When Christine Lafuente set out to paint her latest series of works in Puerto Rico in March 2020, she never fathomed what would transpire over the next few months. The trip was planned a year prior after having visited the country for a workshop and finding that the cities reminded her of her late father’s home country of Cuba, which he left to go to university in the United States and was unable to return.
Lafuente had planned to explore San Juan, learning more about the people, the architecture and the culture, in hopes of making a deeper connection to a similar ancestry as her own. Soon after she arrived for what was supposed to be a shorter trip, Lafuente was locked down in the country and stayed for several months because of the pandemic. Her work, which she had hoped would reflect the vibrancy and beauty of the city at a more intimate level, shifted to views from the windows of the terrace apartment she rented. The work created was more internal but still filled with the bold architecture and bright sunlight.
“My experience in Puerto Rico was pivotal. In some ways it upended my whole life and in some ways it clarified what painting is for me,” says Lafuente. She adds, “My intention was to really be in the architecture of the whole city and island, but I ended up being in just one place. I had a terrace overlooking Casablanca, the bay of San Juan, the governor’s mansion and the mountains of Puerto Rico. I couldn’t have picked a better place to stay.” Painting the views, Lafuente found herself connecting with nature in a bigger way, infusing her work with the color and light found in the city.
"It was like I was holding on to dear life and more than I ever have before because I couldn’t go home. I was having this equivalent experience my father had because he could never go back home to Cuba. And here I am trying to understand Spanish-Caribbean culture and who he was and who I am, because he’s part of me, and I couldn’t go home,” explains Lafuente. “I just had to really be at peace with the world right in front of me.”
The art made in San Juan became the middle chapter of her approximately 30 paintings that will be available in the show The View from Here at Philadelphia-based Gross McCleaf Gallery, which is under new ownership. The artist also will feature pieces of Mount Desert Island, Maine—a place she often visits in the summer—and those painted in her home in Brooklyn, New York, after returning from San Juan.
Her Maine paintings, including Great Harbor in Acadia, are the first group of works. They are more subdued landscapes focusing on the visual experience and atmosphere. Often, Laufente will paint the scenes after returning home as almost a memory of what she experienced. Great Harbor in Acadia, inspired from her 2019 visit to Maine, was one such painting.
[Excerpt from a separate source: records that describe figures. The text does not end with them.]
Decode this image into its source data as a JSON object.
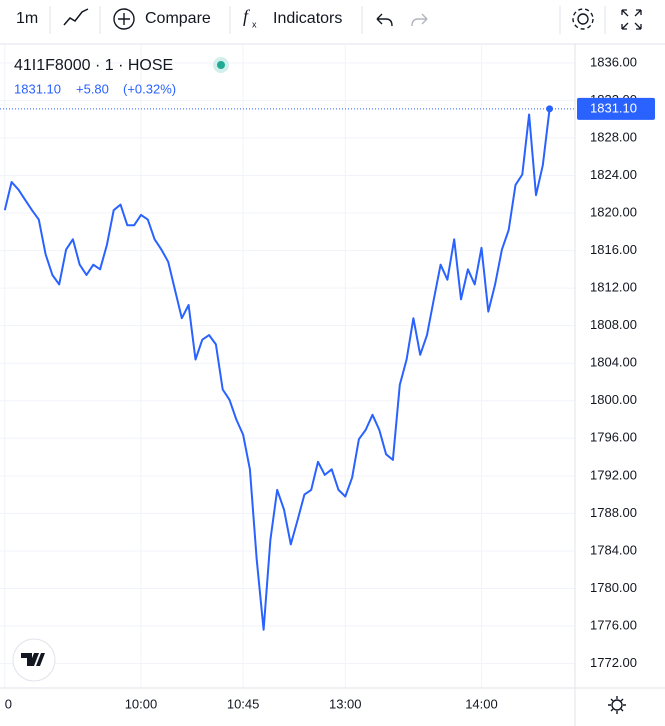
{
  "toolbar": {
    "interval": "1m",
    "compare": "Compare",
    "indicators": "Indicators"
  },
  "chart_data": {
    "type": "line",
    "symbol": "41I1F8000 · 1 · HOSE",
    "quote": {
      "last": "1831.10",
      "change": "+5.80",
      "change_pct": "(+0.32%)"
    },
    "last_price_label": "1831.10",
    "color": "#2962ff",
    "x": [
      -60,
      -57,
      -54,
      -51,
      -48,
      -45,
      -42,
      -39,
      -36,
      -33,
      -30,
      -27,
      -24,
      -21,
      -18,
      -15,
      -12,
      -9,
      -6,
      -3,
      0,
      3,
      6,
      9,
      12,
      15,
      18,
      21,
      24,
      27,
      30,
      33,
      36,
      39,
      42,
      45,
      48,
      51,
      54,
      57,
      60,
      63,
      66,
      69,
      72,
      75,
      78,
      81,
      84,
      87,
      90,
      93,
      96,
      99,
      102,
      105,
      108,
      111,
      114,
      117,
      120,
      123,
      126,
      129,
      132,
      135,
      138,
      141,
      144,
      147,
      150,
      153,
      156,
      159,
      162,
      165,
      168,
      171,
      174,
      177,
      180
    ],
    "values": [
      1820.3,
      1823.3,
      1822.5,
      1821.4,
      1820.3,
      1819.3,
      1815.6,
      1813.4,
      1812.4,
      1816.1,
      1817.2,
      1814.5,
      1813.4,
      1814.5,
      1814.0,
      1816.6,
      1820.3,
      1820.9,
      1818.7,
      1818.7,
      1819.8,
      1819.3,
      1817.2,
      1816.1,
      1814.8,
      1811.8,
      1808.8,
      1810.2,
      1804.4,
      1806.5,
      1807.0,
      1806.0,
      1801.2,
      1800.1,
      1798.0,
      1796.4,
      1792.7,
      1783.1,
      1775.6,
      1785.2,
      1790.5,
      1788.4,
      1784.7,
      1787.3,
      1790.0,
      1790.5,
      1793.5,
      1792.1,
      1792.7,
      1790.5,
      1789.8,
      1791.8,
      1795.9,
      1796.9,
      1798.5,
      1796.9,
      1794.3,
      1793.7,
      1801.7,
      1804.4,
      1808.8,
      1804.9,
      1807.0,
      1810.8,
      1814.5,
      1812.9,
      1817.2,
      1810.8,
      1814.0,
      1812.4,
      1816.3,
      1809.5,
      1812.4,
      1816.1,
      1818.2,
      1823.0,
      1824.1,
      1830.5,
      1821.9,
      1825.1,
      1831.1
    ],
    "xlim": [
      -62.1,
      191.2
    ],
    "xticks": [
      {
        "value": -60,
        "label": "0"
      },
      {
        "value": 0,
        "label": "10:00"
      },
      {
        "value": 45,
        "label": "10:45"
      },
      {
        "value": 90,
        "label": "13:00"
      },
      {
        "value": 150,
        "label": "14:00"
      }
    ],
    "ylim": [
      1769.4,
      1837.9
    ],
    "yticks": [
      {
        "value": 1772,
        "label": "1772.00"
      },
      {
        "value": 1776,
        "label": "1776.00"
      },
      {
        "value": 1780,
        "label": "1780.00"
      },
      {
        "value": 1784,
        "label": "1784.00"
      },
      {
        "value": 1788,
        "label": "1788.00"
      },
      {
        "value": 1792,
        "label": "1792.00"
      },
      {
        "value": 1796,
        "label": "1796.00"
      },
      {
        "value": 1800,
        "label": "1800.00"
      },
      {
        "value": 1804,
        "label": "1804.00"
      },
      {
        "value": 1808,
        "label": "1808.00"
      },
      {
        "value": 1812,
        "label": "1812.00"
      },
      {
        "value": 1816,
        "label": "1816.00"
      },
      {
        "value": 1820,
        "label": "1820.00"
      },
      {
        "value": 1824,
        "label": "1824.00"
      },
      {
        "value": 1828,
        "label": "1828.00"
      },
      {
        "value": 1832,
        "label": "1832.00"
      },
      {
        "value": 1836,
        "label": "1836.00"
      }
    ],
    "grid": true
  }
}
Her goal with the work was to catch the “sizzling effect” of the light coming through the haze.
The final part of the exhibition features still lifes that were created after Lafuente arrived back in Brooklyn from Puerto Rico. “When I came back to Brooklyn, I was imagining that I was in Puerto Rico with all the candy-colored streets and these majestic skies up above. It’s been kind of a fun thing to bring that home and try to set up these still lifes,” says Laufente. Previously, she may have found the works to have too much color, as she tends to be a tonal painter, but what resulted were pieces such as Cherries, Roses, and Pears, Contra Jour and Dahlias and Peaches that have symphonies of color and add a bit of joy.
When viewed separately the three groups of artwork in the exhibition have different focuses and purposes, but arranged together they show development and exploration. Collectors will notice not only the story of viewpoints, but also stories of places and circumstances. It is a visual journey through Lafuente’s artwork as well as a journey that impacted her life.